The EU is Vietnam’s third-largest goods export market, with trade exceeding USD35 billion. But sales to Vietnam of just USD12 billion make it only the EU’s 31st biggest export destination. However, from August 2020, trade in both directions will benefit from an agreement that gradually eliminates 99 per cent of tariffs.
EVFTA, the EU-Vietnam free-trade agreement, will also streamline customs procedures, facilitate investment, and covers labour rights and climate change.
Vietnam exports mainly labour-intensive goods while the EU sells capital-intensive and high-tech products. The agreement immediately eliminates Vietnamese tariffs on 65 per cent of imports from the EU while the EU removes tariffs on 71 per cent of imports from Vietnam.
EU exporters of machinery, medical equipment, chemicals, plus iron and steel, will immediately have duty-free access into Vietnam. Meanwhile, Vietnam’s tariffs on vehicles, petroleum oils and poultry from the EU will be phased out over 10 to 15 years.
The biggest gains will be for Vietnamese exporters of clothing and footwear, coffee, furniture, fruit and nuts, fish, leather, plastics and electronics. These are the country’s top exports to the EU and tariffs will be liberalised relatively quickly.
Tariffs of up to 78 per cent currently applied to European car imports will be eliminated after 10 years. Vietnam will also align with international motor vehicle standards and recognise EU conformity certificates for cars and parts, reducing the need for additional testing and certification after three to five years.
And while it will be seven years before most EU pharmaceuticals sales to Vietnam are duty-free, exporters can participate in Vietnamese public procurement contracts after two years of the deal taking effect, and bid for up to 50 per cent of contracts after 15 years.
Ratification of EVFTA came as global trade plunged because of the coronavirus outbreak.

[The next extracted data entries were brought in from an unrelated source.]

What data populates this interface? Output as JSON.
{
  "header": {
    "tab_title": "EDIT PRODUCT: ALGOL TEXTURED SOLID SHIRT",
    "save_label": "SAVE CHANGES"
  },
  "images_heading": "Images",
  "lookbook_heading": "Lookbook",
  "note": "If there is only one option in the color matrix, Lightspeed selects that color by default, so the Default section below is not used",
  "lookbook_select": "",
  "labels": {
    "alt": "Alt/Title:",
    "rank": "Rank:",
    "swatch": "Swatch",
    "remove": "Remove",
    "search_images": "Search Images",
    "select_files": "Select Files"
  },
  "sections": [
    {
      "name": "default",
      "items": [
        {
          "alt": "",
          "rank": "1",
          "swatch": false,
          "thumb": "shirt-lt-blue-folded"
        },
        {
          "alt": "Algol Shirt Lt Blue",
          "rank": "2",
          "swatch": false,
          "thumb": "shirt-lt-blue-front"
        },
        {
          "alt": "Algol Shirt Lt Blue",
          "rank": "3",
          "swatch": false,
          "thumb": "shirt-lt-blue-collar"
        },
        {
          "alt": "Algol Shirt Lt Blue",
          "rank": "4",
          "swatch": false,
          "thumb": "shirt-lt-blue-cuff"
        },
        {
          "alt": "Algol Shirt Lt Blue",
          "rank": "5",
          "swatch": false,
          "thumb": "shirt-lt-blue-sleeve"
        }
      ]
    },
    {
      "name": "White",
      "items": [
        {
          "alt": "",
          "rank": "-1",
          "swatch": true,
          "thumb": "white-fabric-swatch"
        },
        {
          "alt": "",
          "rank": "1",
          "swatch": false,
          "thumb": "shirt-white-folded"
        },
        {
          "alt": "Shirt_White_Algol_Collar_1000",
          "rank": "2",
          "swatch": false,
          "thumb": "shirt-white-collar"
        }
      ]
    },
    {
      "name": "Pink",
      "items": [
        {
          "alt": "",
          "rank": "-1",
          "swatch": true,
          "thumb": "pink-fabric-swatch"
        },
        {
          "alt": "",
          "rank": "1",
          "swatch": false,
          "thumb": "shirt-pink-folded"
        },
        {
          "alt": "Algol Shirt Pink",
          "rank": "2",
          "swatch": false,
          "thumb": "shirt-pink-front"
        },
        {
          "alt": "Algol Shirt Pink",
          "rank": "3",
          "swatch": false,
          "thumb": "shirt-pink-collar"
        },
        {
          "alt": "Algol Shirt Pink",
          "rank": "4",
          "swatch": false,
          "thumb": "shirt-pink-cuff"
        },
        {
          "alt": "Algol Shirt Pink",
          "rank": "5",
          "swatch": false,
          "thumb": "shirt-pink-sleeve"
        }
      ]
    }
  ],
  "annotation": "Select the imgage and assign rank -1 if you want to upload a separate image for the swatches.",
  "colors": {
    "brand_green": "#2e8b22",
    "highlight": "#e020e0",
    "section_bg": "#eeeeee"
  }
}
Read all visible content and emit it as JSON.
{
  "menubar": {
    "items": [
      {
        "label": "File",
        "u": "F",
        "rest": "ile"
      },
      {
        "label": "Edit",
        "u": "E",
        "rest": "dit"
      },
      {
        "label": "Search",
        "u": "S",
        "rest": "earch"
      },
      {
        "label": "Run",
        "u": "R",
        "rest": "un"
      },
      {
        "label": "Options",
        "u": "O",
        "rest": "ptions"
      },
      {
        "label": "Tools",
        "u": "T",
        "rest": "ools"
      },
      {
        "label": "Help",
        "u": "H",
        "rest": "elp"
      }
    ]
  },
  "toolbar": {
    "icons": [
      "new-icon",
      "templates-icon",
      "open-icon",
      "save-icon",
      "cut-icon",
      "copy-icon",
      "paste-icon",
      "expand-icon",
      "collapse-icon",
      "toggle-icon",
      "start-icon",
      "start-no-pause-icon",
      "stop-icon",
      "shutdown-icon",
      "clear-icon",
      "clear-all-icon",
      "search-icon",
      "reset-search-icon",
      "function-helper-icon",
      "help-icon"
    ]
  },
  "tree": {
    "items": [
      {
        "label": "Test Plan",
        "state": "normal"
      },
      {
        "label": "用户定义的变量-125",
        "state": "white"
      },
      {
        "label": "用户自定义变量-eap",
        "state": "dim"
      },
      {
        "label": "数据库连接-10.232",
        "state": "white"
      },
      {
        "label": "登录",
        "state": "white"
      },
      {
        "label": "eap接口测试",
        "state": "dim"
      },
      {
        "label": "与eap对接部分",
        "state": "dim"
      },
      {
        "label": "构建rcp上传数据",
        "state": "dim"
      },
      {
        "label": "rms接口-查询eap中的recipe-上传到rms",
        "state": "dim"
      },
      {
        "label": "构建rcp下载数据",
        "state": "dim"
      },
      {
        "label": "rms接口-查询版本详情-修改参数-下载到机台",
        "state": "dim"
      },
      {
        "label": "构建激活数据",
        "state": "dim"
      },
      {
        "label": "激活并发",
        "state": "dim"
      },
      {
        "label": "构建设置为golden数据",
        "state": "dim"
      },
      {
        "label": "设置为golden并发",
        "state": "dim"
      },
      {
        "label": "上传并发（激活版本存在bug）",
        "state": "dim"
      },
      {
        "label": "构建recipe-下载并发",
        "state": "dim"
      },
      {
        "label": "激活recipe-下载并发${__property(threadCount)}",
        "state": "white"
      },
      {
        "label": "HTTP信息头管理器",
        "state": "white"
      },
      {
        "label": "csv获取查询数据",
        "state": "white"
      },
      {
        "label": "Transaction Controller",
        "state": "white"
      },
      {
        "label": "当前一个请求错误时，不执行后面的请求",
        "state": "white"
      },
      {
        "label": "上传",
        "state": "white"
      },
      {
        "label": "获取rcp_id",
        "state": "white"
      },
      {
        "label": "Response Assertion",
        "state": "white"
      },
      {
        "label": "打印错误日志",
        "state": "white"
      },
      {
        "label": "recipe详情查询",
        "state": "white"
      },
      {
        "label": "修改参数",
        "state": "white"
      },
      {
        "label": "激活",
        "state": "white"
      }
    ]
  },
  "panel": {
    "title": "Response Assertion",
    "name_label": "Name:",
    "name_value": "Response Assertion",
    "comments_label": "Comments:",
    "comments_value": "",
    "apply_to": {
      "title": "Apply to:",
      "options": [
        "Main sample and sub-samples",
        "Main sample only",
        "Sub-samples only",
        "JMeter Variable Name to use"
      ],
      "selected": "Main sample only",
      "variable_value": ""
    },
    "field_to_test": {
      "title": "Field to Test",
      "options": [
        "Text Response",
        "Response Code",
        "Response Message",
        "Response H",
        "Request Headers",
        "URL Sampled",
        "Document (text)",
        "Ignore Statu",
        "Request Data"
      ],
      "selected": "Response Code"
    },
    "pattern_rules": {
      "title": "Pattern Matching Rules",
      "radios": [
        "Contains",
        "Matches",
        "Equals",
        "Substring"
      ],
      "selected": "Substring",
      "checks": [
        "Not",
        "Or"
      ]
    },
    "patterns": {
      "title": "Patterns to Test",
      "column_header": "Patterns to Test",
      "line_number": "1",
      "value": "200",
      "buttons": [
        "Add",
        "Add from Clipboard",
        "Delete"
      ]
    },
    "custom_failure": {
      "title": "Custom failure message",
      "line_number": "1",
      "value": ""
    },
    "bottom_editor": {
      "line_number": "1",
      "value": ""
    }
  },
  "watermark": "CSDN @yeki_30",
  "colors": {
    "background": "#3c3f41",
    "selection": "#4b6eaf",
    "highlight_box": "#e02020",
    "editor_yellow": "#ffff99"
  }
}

Vietnam’s exports shrank nearly 10 per cent in the April-June quarter compared with a year earlier amid declining demand from the West.
As many economies look to reduce trade exposure to China following the pandemic, EVFTA provides a means for EU and Vietnamese businesses to diversify trading partners.
But it may hurt businesses in markets without a trade deal with Vietnam or the EU. Exports of Indian or Cambodian clothing to the EU could become less competitive as tariffs on Vietnamese products are liberalised, for example.
However, Vietnamese garments will be eligible for preferential access to the EU only if they are manufactured using textiles sourced locally or from the EU (or from South Korea, which also has an EU trade deal). Cutting and sewing must also take place in Vietnam or the EU.
And as almost 60 per cent of Vietnam’s fabric imports come from China, to benefit fully from EVFTA, Vietnam needs to develop its domestic textiles industry or rejig supply chains – and that could take years.
The trade agreement presents opportunities for Vietnam and the EU. But although both parties have made some commitments on digital trade – prohibiting customs duties on electronic transmissions and co-operating on issues such as electronic signatures – Vietnam does not yet meet EU requirements for data protection. That prevents data from flowing freely between both economies.